What planet do Telegraph journalists or sub-editors live on where gifting money is tax avoidance?  And where does this avoidance stop?  If a person is offered a job paying £50,000 a year or one paying £44,000 and he chooses the latter, is he “avoiding” income tax on the £6,000 extra he could have earned?  Indeed, am I avoiding tax by not selling everything I own at the end of each year and starting again?  After all by hanging on to my assets, I don’t pay the capital gains tax that I could have crystallised by selling.  Surely if it is immoral for Mr Cameron’s Mum to give money to her son to help him and his family during her lifetime, rather than leave them to struggle (in relative terms, of course) and hang on to her money so that it can be taxed when she dies, it ought logically to be equally immoral for me not to crystallise my capital gains so that I can pay tax on them.

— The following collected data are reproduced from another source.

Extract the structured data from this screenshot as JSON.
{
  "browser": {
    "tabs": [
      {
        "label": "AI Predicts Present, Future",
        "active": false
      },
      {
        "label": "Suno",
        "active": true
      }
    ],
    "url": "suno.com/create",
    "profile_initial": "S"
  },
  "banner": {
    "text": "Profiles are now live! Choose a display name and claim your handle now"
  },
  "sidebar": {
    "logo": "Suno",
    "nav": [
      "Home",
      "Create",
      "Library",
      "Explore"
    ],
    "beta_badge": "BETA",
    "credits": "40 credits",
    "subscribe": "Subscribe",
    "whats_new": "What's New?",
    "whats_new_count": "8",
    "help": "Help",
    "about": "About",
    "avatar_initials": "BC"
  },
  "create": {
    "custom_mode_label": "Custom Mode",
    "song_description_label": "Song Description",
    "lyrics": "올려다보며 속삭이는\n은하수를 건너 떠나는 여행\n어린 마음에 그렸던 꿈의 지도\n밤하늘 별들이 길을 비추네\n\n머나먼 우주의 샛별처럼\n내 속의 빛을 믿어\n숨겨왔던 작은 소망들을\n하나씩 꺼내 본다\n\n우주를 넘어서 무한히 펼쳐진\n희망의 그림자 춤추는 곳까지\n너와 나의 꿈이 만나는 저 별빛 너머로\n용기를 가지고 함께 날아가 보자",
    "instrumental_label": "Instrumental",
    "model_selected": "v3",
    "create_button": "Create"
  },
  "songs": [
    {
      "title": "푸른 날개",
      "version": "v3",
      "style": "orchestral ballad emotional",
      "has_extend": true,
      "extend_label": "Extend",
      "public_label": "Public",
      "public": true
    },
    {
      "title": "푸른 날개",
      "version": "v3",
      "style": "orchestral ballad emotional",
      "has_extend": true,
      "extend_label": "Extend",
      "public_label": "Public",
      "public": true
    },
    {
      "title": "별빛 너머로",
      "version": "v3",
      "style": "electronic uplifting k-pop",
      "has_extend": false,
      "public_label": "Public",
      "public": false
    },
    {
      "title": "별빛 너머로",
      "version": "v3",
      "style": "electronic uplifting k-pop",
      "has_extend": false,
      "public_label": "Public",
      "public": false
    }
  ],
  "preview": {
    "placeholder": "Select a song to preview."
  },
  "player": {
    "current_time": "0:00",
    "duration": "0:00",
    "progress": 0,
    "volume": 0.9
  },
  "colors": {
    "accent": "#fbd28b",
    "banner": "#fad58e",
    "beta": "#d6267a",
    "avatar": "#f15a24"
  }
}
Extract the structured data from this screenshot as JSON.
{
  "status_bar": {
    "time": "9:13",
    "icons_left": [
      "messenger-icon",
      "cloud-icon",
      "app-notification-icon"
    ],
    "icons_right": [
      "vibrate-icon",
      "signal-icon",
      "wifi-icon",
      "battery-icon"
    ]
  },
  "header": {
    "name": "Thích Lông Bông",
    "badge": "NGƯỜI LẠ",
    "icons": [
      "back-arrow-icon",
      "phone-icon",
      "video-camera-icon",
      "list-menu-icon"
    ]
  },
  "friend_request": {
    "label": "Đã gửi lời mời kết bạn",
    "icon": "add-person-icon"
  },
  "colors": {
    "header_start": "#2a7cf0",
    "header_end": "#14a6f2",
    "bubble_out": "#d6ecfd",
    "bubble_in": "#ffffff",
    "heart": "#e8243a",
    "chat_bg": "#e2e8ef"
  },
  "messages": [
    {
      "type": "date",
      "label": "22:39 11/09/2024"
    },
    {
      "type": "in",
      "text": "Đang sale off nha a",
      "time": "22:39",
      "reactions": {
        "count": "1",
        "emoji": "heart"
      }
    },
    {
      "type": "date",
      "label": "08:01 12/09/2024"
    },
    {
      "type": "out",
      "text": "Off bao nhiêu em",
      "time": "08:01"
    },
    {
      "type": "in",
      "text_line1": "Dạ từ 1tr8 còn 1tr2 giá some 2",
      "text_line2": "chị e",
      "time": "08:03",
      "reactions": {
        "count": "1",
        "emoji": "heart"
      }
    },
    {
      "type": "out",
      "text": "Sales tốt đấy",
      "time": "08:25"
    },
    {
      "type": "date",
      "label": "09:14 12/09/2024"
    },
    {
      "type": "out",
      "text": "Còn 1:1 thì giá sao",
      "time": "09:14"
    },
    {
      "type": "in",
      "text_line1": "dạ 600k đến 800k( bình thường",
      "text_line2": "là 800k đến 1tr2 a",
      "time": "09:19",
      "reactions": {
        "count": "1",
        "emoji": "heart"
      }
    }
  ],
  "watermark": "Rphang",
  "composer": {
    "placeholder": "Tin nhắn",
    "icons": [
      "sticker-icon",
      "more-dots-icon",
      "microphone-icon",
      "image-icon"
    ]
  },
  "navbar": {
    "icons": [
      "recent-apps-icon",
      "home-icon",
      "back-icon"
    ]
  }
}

And is it only a gift from mother to son that is wicked tax avoidance or is a gift to charity tax avoidance too?

And what sort of families do Telegraph journalists live in?  All of my friends who have children would gladly give them money if the parent has the funds available and believes that the child is in need.  That is the natural thing to do.  If you have ever given money to one of your children, I hope (on behalf of the Sunday Telegraph) that you now feel utterly ashamed – you nasty tax avoider!  If you don’t feel ashamed, spare a thought for Telegraph journalists, who are presumably torn between being branded as tax avoiders by their own employer or helping their kids.

A final thought.  If giving your money away is tax avoidance, how about spending it?  If I decide to buy a new sofa rather than keep using the battered one I have had for the past thirty years, the cost of that new sofa will reduce the assets I have when I die.  In the Telegraph world, do we all have a moral responsibility to spend the bare minimum to meet our needs so as to conserve as much as possible for the taxman when we die?

Personally, I prefer to continue to live in the real world and do what I want with the money that I have worked hard to accumulate.  If the Sunday Telegraph, or indeed anyone else, wants to regard me as a tax avoider for doing so, I don’t really care.  I suspect you don’t either!